Other drug reformers additionally greeted the payments’ introductions on Friday as a chance to advance conversations round decriminalization, saying the measures are an indication lawmakers are paying shut consideration to work executed by native harm-reduction advocates.
“I’m looking forward to a dialogue in Massachusetts to identify the most effective and evidence-based public health and harm reduction strategies that should replace the failed drug war,” Shaleen Title, a former Massachusetts cannabis regulator and longtime drug coverage activist, advised Marijuana Moment.
“You know that the war on drugs is taking its last dying breaths when you see well-respected legislators from all over Massachusetts listening to and centering groups like Families for Justice as Healing and Black and Pink Massachusetts, which are led by the people most directly affected by drug policing and enforcement, instead of supporting continued racially targeted drug arrests,” Title stated.
Elsewhere throughout the nation, lawmakers are contemplating related reforms to roll again or get rid of drug penalties.
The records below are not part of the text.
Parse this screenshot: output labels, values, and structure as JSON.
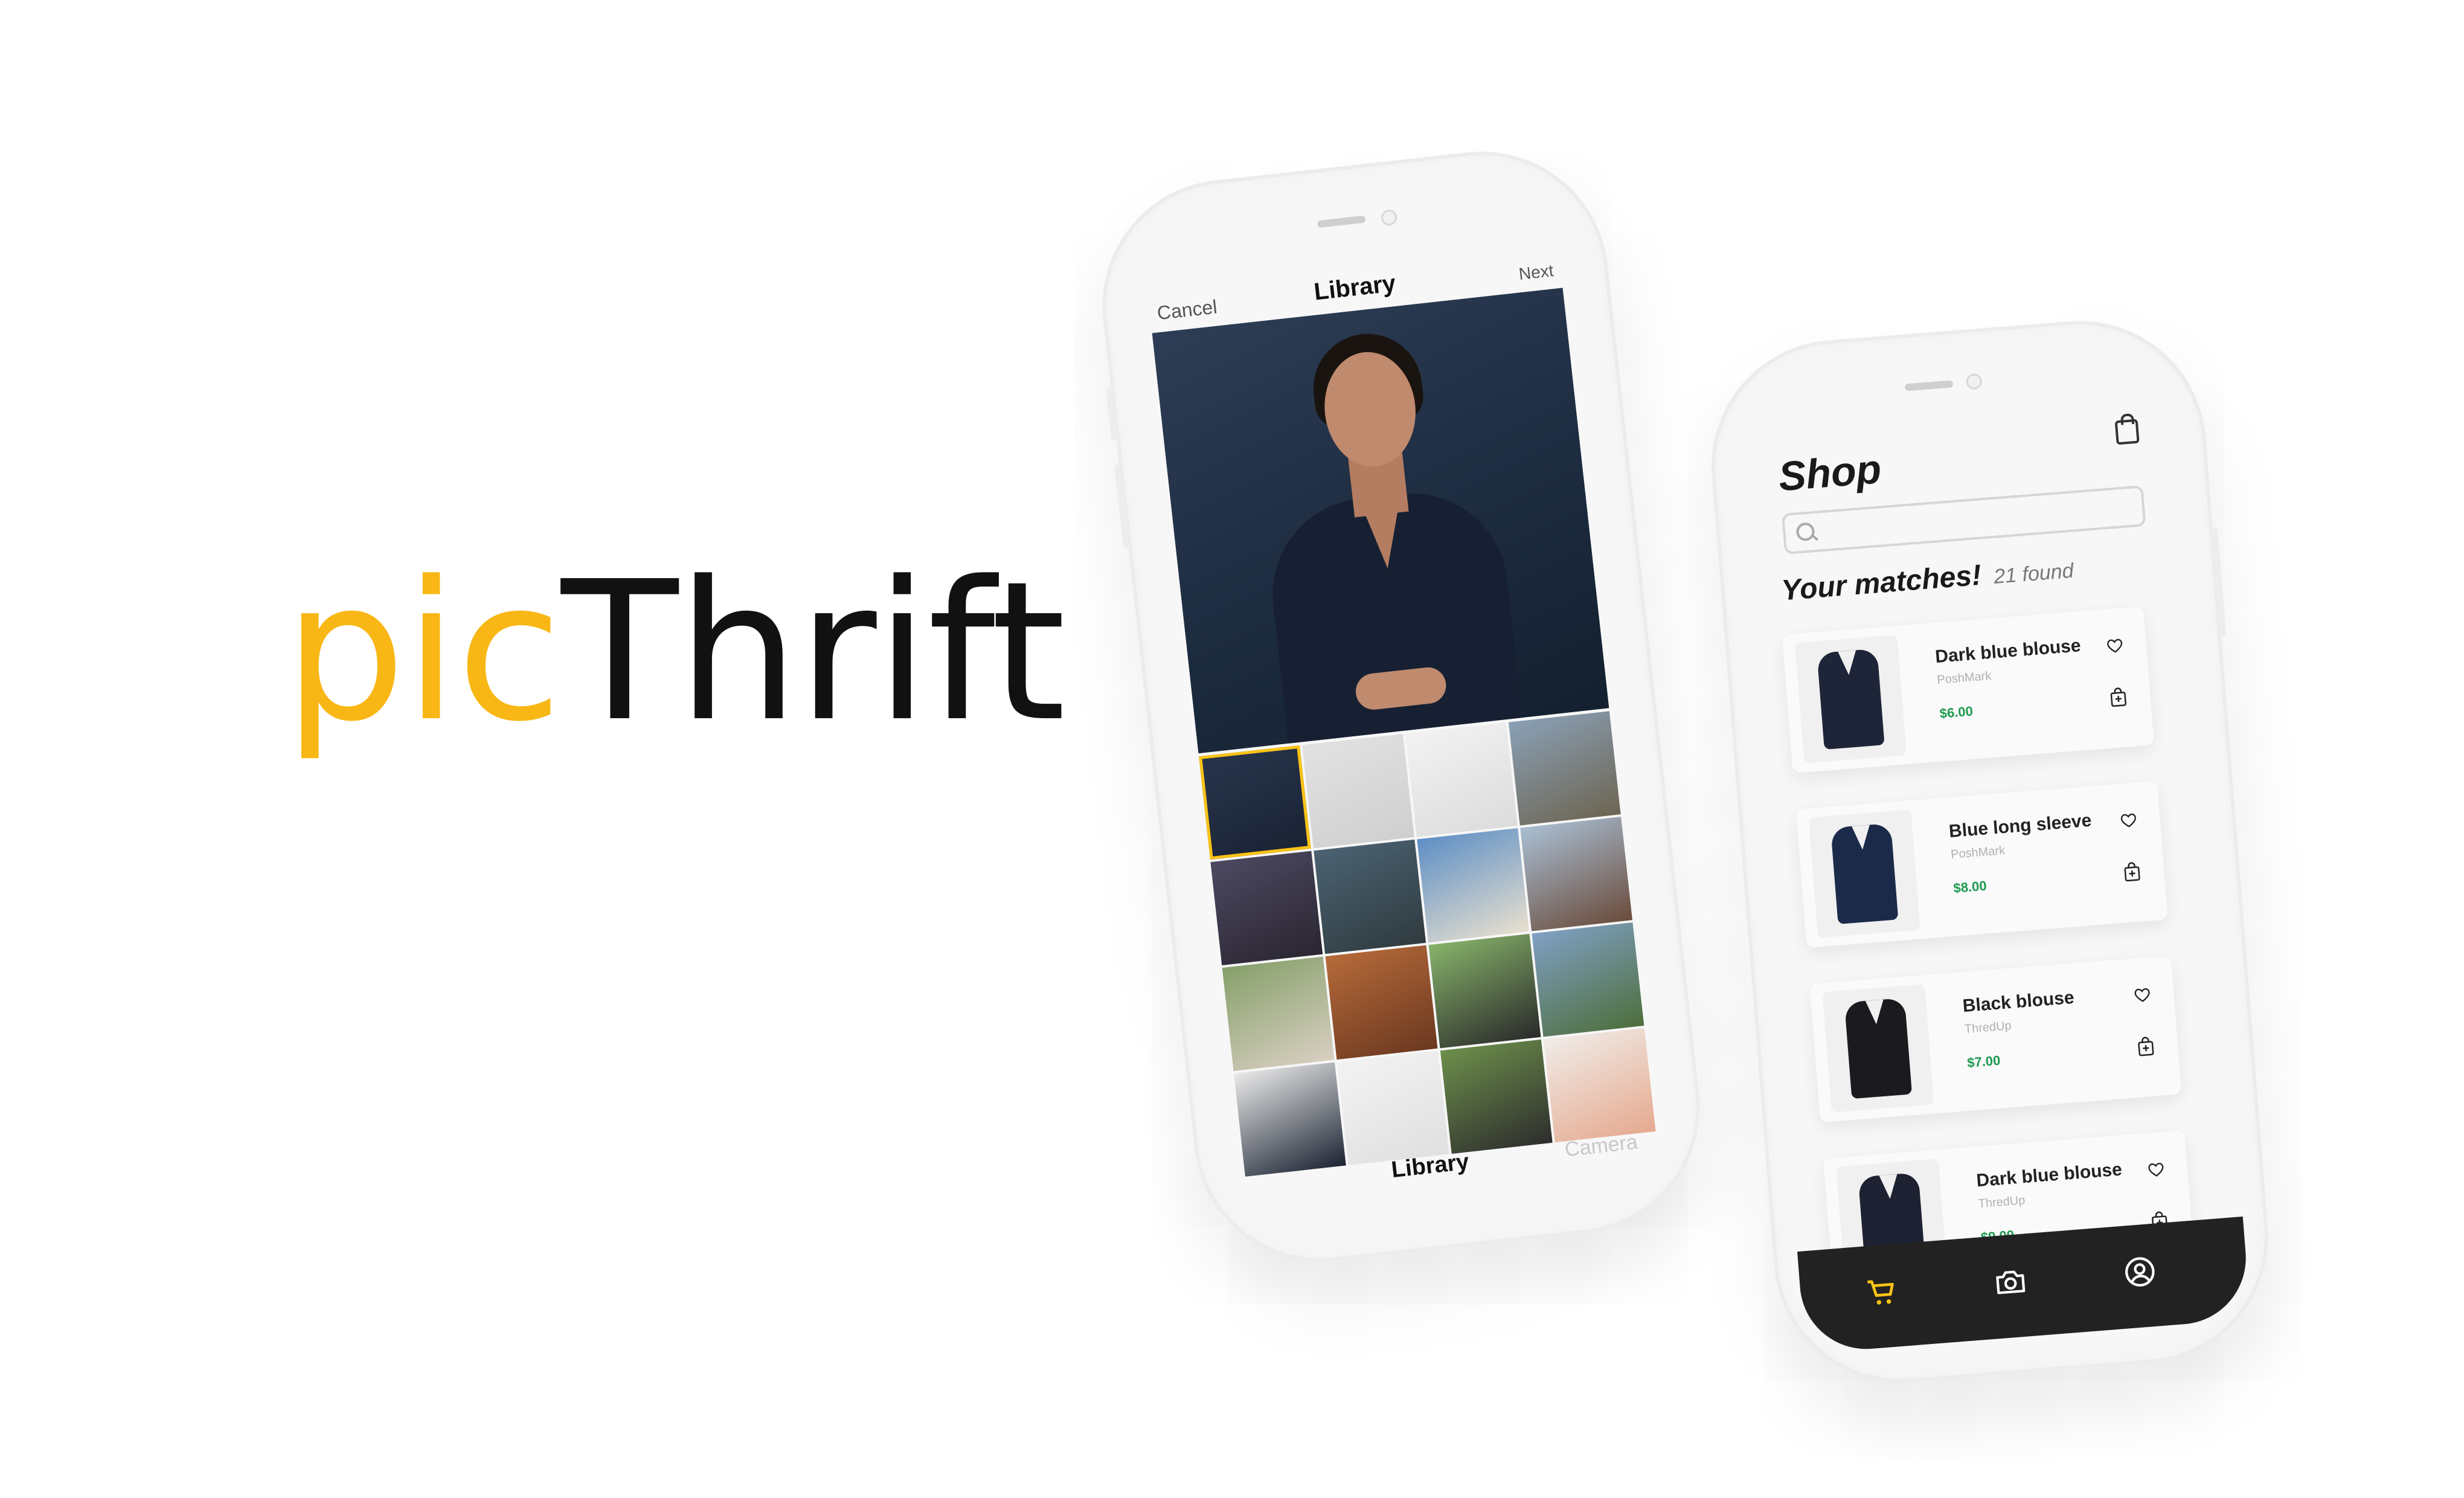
{
  "brand": {
    "part1": "pic",
    "part2": "Thrift",
    "colors": {
      "accent": "#f9b715",
      "dark": "#111111"
    }
  },
  "library_screen": {
    "cancel": "Cancel",
    "title": "Library",
    "next": "Next",
    "thumbnails": [
      {
        "name": "portrait",
        "colors": [
          "#27354c",
          "#1a2233"
        ],
        "selected": true
      },
      {
        "name": "document",
        "colors": [
          "#e2e2e2",
          "#cfcfcf"
        ]
      },
      {
        "name": "handwritten-notes",
        "colors": [
          "#f2f2f2",
          "#dcdcdc"
        ]
      },
      {
        "name": "castle-goat",
        "colors": [
          "#8aa0b6",
          "#6d6552"
        ]
      },
      {
        "name": "purple-flower",
        "colors": [
          "#4c4962",
          "#2a2530"
        ]
      },
      {
        "name": "coastline",
        "colors": [
          "#4b6272",
          "#2f3b3f"
        ]
      },
      {
        "name": "santorini",
        "colors": [
          "#5e8fc5",
          "#e8e0cf"
        ]
      },
      {
        "name": "rooftops",
        "colors": [
          "#a9bfd4",
          "#6a4b3b"
        ]
      },
      {
        "name": "cow",
        "colors": [
          "#86a06a",
          "#d9cfc2"
        ]
      },
      {
        "name": "canyon",
        "colors": [
          "#b66a3a",
          "#6b3820"
        ]
      },
      {
        "name": "cow-field",
        "colors": [
          "#87b36a",
          "#2a2a2a"
        ]
      },
      {
        "name": "landscape",
        "colors": [
          "#7fa0c4",
          "#4e6e3c"
        ]
      },
      {
        "name": "portrait-2",
        "colors": [
          "#eaeaea",
          "#1c2433"
        ]
      },
      {
        "name": "room",
        "colors": [
          "#f2f2f2",
          "#e0e0e0"
        ]
      },
      {
        "name": "panda",
        "colors": [
          "#6d8f4b",
          "#2d2d2d"
        ]
      },
      {
        "name": "sky",
        "colors": [
          "#f0ece8",
          "#e6a98f"
        ]
      }
    ],
    "tab_library": "Library",
    "tab_camera": "Camera"
  },
  "shop_screen": {
    "title": "Shop",
    "search_placeholder": "",
    "matches_title": "Your matches!",
    "matches_count": "21 found",
    "items": [
      {
        "name": "Dark blue blouse",
        "source": "PoshMark",
        "price": "$6.00",
        "color": "#1e2538"
      },
      {
        "name": "Blue long sleeve",
        "source": "PoshMark",
        "price": "$8.00",
        "color": "#1c2a4a"
      },
      {
        "name": "Black blouse",
        "source": "ThredUp",
        "price": "$7.00",
        "color": "#1b1b1f"
      },
      {
        "name": "Dark blue blouse",
        "source": "ThredUp",
        "price": "$9.00",
        "color": "#1d2131"
      }
    ],
    "tabs": [
      "cart",
      "camera",
      "profile"
    ],
    "active_tab_color": "#f9c316",
    "inactive_tab_color": "#ffffff"
  }
}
On Thursday, a California lawmaker, state Sen. Scott Wiener (D) launched laws that might legalize the possession and social sharing of a number of drugs, including psilocybin mushrooms, LSD, ketamine, mescaline, ibogaine, DMT and MDMA. It would additionally present for the expungement of previous felony data for possession or use. The state would set up a job drive beneath the proposal to review potential future regulatory programs round psychedelics, with a report due in 2024.
A Republican lawmaker in Iowa launched a invoice earlier this month that might remove psilocybin from the list of controlled substances and one other to let critically sick sufferers use psychedelic mushrooms, LSD, DMT and different medication.
In Texas, a state legislator launched a invoice final week to require the state to review the therapeutic potential of psilocybin, MDMA and ketamine within the remedy of sure psychological well being situations.
In close by Vermont, lawmakers are expected to introduce a number of drug reform bills in coming weeks, together with a measure to decriminalize all medication and a separate proposal, anticipated Tuesday, that might take away psychedelic crops and fungi from the state’s checklist of regulated substances.
“Humans have had a close relationship with plants and fungi that goes back to the very beginning of humanity,” Vermont Rep. Brian Cina (P/D), who sponsored the psychedelics invoice, advised Marijuana Moment this week. “But the legacy of colonization has left us with the criminalization of these medicinal, spiritual, religious, entheogenic medicines.”
This story was up to date to incorporate remark from Bay Staters for Natural Medicine.